Ward 1 Councilwoman Lois Tarkanian is running for a third term against challenger Raymond Fletcher.
There’s also a contested citywide race for Municipal Court judge between Department 1 incumbent Cynthia Leung, who is running for a second term, and challenger Yvette Chevalier.
To access the locations, dates and times for casting an early voting ballot, visit http://www.lasvegasnevada.gov/files/Early_Vote_Schedule-Primary.pdf.
Election information can be obtained from the Las Vegas clerk’s office at 702-229-6311.
Three City Council members are up for re-election in Henderson, the second biggest city in the state.
Ward 1 Councilwoman Gerri Schroder, who is seeking a third term, is facing Eddie Hamilton, a frequent candidate who has run unsuccessfully for governor and other offices, and Edward O’Neil, who runs a transport and storage firm and travel guide publishing company.
Ward 4 Councilman Sam Bateman is facing a challenge from financial adviser Derek Uehara and Tristan Galicia.
Ward 2 Councilwoman Debra March, who has been on the council since 2009, is being challenged by Crystal Hendrickson, a land surveyor intern.

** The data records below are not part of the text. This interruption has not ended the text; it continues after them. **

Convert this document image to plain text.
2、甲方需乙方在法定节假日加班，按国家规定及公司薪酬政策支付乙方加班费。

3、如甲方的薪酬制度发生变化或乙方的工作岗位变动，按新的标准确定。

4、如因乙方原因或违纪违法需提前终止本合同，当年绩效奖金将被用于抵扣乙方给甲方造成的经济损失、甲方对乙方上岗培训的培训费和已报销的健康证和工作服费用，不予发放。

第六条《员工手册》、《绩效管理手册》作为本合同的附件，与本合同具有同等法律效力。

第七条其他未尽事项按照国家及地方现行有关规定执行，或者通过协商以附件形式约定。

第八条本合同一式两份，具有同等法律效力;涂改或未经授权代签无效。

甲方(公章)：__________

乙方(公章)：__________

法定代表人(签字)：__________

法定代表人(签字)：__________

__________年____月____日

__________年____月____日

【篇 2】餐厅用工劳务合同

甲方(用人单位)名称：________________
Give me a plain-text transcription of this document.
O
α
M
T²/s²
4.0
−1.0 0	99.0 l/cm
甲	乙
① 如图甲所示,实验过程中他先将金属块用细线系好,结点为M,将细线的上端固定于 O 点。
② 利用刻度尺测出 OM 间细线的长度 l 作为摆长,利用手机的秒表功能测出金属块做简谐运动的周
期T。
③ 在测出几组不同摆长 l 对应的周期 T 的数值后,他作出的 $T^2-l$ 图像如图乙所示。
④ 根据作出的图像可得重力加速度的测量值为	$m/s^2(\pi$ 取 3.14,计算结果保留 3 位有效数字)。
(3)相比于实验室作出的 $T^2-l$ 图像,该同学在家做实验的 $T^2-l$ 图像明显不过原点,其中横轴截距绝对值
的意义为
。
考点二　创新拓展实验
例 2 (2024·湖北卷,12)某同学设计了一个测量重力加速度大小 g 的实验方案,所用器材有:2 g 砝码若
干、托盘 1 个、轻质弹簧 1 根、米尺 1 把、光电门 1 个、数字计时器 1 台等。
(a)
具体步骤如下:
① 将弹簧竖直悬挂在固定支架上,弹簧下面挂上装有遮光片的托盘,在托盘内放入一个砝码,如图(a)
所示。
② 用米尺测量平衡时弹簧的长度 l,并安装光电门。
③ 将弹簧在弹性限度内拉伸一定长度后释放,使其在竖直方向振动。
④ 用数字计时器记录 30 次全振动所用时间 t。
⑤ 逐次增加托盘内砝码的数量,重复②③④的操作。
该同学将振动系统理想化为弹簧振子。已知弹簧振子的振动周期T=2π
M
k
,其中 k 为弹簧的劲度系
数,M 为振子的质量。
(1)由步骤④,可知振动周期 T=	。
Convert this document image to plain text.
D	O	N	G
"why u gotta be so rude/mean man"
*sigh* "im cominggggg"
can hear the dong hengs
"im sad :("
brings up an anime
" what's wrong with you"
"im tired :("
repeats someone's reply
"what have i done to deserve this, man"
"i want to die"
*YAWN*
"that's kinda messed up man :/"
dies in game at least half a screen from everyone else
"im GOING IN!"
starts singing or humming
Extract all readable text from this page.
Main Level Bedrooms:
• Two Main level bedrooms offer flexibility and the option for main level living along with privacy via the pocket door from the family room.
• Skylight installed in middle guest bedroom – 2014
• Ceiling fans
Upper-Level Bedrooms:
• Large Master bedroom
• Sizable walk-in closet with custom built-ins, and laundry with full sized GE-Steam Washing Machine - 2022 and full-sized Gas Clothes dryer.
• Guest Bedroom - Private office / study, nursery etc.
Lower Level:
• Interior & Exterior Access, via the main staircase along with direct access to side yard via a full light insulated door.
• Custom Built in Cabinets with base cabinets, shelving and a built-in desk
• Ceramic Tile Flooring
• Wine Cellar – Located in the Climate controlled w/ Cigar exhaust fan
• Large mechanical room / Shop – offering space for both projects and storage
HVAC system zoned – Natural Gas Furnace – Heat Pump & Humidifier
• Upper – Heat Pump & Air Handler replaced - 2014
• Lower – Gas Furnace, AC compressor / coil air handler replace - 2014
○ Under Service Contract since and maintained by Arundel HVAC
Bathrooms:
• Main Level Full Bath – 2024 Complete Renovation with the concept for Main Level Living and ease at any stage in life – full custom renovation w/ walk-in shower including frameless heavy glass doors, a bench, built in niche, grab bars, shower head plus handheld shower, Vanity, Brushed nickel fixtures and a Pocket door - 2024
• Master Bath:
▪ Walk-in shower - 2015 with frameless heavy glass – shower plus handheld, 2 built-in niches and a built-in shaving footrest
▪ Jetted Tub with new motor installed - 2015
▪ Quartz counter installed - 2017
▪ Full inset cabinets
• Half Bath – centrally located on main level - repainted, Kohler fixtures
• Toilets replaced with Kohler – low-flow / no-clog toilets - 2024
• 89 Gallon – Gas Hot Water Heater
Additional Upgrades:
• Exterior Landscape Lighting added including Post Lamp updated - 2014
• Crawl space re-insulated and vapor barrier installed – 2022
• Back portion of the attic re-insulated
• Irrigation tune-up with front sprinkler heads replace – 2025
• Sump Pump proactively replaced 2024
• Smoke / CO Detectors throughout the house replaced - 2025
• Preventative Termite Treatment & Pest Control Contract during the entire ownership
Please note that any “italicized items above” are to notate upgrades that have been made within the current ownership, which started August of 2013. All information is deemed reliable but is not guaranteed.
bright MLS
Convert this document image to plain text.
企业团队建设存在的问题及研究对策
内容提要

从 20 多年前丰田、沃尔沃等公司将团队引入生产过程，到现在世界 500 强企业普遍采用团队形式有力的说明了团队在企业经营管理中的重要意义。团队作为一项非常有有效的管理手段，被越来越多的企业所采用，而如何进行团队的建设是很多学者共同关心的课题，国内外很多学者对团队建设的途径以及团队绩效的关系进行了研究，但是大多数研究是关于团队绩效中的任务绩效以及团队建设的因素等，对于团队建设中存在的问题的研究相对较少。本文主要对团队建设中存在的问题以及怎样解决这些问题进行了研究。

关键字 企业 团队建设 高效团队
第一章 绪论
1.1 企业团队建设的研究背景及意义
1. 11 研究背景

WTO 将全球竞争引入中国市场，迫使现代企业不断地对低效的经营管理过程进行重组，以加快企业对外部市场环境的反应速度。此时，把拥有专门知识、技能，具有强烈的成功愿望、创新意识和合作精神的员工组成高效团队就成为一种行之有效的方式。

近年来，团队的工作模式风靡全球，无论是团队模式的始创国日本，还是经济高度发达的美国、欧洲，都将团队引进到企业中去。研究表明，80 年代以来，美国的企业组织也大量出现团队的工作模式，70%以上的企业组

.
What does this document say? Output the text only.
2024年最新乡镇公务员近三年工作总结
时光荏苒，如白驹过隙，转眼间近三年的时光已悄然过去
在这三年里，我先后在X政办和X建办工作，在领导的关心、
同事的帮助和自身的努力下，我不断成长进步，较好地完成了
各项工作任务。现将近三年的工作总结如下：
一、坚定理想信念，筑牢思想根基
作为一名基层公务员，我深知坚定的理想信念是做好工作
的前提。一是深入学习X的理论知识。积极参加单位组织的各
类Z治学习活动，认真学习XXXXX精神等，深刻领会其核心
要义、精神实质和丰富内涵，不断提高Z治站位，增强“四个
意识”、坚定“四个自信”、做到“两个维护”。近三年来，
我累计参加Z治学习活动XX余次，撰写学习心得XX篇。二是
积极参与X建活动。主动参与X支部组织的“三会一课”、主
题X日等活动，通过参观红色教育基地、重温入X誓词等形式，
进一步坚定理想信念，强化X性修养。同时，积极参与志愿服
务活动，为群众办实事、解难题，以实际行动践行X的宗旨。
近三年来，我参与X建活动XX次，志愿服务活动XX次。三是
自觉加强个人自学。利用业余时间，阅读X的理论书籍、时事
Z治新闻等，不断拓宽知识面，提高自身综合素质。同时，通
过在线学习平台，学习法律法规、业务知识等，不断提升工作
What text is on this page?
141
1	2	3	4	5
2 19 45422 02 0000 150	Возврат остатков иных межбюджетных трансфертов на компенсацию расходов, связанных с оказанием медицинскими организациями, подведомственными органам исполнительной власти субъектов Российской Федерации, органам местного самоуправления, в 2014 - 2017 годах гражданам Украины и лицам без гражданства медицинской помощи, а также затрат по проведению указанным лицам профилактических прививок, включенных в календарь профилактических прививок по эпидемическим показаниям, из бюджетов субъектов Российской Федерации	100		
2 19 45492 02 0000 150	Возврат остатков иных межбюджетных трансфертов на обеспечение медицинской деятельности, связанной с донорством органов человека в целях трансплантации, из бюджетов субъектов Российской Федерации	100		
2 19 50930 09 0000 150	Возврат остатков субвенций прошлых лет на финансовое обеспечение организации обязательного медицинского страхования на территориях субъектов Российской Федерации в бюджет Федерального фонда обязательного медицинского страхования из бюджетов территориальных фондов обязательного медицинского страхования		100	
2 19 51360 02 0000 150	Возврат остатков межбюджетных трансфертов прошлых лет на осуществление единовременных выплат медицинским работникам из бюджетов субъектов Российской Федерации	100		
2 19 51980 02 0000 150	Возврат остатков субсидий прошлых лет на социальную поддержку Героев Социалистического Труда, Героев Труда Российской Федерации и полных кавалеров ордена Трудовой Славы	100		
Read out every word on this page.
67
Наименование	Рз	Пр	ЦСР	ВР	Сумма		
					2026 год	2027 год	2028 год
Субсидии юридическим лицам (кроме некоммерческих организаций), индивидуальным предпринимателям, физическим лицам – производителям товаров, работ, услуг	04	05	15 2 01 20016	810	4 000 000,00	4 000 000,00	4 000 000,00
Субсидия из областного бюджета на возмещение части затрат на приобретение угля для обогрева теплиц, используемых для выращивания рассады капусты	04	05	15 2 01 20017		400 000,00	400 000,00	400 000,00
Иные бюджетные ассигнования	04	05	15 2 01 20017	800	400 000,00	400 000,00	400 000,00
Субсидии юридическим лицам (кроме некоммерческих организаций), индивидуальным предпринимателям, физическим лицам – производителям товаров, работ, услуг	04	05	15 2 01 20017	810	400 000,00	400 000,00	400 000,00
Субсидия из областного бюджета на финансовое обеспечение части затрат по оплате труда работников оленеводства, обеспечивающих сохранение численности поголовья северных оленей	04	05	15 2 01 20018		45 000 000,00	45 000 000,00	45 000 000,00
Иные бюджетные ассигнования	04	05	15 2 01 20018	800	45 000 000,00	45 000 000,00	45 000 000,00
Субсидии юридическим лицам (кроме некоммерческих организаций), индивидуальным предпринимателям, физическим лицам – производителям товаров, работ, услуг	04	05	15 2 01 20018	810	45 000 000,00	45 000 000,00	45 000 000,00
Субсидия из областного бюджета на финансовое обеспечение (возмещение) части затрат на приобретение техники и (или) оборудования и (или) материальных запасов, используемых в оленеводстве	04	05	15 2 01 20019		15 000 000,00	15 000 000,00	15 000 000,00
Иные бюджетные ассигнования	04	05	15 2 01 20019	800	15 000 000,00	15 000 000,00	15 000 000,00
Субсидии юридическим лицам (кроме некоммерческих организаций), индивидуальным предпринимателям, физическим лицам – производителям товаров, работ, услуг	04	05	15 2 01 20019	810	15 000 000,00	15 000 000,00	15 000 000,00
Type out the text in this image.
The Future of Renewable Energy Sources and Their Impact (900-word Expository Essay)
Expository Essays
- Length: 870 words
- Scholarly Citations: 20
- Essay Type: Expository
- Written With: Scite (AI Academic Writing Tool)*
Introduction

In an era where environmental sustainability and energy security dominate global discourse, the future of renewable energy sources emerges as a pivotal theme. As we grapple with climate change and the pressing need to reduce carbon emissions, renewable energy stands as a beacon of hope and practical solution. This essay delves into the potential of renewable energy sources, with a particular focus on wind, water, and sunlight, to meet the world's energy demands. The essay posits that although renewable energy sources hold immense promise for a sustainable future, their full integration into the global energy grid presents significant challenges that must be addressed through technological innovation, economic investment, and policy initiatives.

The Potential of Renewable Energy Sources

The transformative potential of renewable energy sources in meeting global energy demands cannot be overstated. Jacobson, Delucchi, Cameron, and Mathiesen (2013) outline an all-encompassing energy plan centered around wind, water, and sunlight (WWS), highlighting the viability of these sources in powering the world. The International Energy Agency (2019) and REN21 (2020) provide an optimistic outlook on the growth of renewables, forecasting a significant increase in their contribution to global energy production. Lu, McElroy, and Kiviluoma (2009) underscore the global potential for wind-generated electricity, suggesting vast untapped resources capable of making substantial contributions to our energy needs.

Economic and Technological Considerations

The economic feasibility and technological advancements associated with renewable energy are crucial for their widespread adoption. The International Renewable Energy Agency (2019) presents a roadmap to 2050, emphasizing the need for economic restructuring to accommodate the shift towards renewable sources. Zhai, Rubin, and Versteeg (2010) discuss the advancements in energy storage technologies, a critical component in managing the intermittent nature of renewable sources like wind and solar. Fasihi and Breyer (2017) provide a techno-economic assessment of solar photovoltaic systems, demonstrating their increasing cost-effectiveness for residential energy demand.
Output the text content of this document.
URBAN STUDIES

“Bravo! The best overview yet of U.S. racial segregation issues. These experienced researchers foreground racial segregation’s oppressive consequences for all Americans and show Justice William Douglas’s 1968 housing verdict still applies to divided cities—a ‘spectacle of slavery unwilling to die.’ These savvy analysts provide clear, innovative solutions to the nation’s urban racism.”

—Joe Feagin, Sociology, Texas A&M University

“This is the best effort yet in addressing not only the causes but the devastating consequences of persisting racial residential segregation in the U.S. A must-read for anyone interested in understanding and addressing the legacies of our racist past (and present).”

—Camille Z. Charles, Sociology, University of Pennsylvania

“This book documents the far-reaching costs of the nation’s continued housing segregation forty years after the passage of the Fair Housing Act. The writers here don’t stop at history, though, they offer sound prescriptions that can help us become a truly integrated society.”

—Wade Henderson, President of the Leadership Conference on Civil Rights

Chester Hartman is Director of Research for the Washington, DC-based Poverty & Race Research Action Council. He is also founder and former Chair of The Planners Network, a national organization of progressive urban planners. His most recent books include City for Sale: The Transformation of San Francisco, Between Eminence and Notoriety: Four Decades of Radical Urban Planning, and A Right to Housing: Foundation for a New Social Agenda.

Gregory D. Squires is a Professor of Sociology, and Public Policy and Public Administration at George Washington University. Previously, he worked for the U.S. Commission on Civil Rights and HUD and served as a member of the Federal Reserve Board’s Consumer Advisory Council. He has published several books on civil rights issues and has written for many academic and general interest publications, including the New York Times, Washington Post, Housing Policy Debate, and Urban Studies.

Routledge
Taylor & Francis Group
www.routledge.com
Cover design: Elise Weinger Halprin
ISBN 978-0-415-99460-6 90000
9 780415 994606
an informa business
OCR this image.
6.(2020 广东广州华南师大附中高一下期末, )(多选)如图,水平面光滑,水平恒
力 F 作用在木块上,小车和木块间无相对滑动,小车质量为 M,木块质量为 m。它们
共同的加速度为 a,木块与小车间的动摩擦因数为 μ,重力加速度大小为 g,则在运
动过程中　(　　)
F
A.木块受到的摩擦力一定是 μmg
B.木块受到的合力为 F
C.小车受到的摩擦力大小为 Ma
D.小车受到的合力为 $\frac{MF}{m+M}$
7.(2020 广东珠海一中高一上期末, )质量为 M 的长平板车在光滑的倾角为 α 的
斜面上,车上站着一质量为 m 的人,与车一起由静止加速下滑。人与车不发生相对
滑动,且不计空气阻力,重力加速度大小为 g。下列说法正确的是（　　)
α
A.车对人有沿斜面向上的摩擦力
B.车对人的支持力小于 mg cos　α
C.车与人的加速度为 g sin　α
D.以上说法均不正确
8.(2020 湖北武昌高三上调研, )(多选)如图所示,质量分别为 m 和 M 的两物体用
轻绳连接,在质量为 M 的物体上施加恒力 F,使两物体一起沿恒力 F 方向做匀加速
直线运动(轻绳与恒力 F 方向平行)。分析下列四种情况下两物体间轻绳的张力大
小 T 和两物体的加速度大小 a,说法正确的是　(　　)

For information about early voting locations and times in Henderson, visit: http://www.cityofhenderson.com/city-clerk/municipal-elections/vote-centers.
The Henderson city clerk’s office can be reached at 702-267-1400.
NORTH LAS VEGAS
Two seats on the North Las Vegas City Council are up for grabs.
Ward 2 incumbent Pamela Goynes-Brown, an assistant principal in the Clark County School District, faces three challengers as she seeks a second term. They are Laura Perkins, a North Las Vegas planning commissioner; Richard “Dick” Moyer, a retired Army sergeant; and Richard Carreon, a retired Army staff sergeant.
In Ward 4, it’s an open race because Councilman Wade Wagner isn’t running for re-election. Richard Cherchio, who previously had the seat and lost it by one vote to Wagner in 2011, is hoping to regain the position. He faces chiropractor Matthew Anderson.
North Las Vegas is the fourth most populous city in Nevada.
For the early voting schedule of North Las Vegas, visit: http://www.cityofnorthlasvegas.com/Departments/CityClerk/PDFs/Elections/2015/Early_Voting_Primary_Schedule_2015.pdf.
The North Las Vegas city clerk’s office can be reached at 702-633-1030.
Candidates who garner one vote more than 50 percent of the primary votes will be declared winners. If no candidate reaches that total, the top two vote-getters face off in the June 2 general election.
All the offices are nonpartisan. All terms are two years except for the Las Vegas court seat, which has a six-year term.
For information about any of the municipal elections, the Clark County Election Department can be reached at 702-455-8683.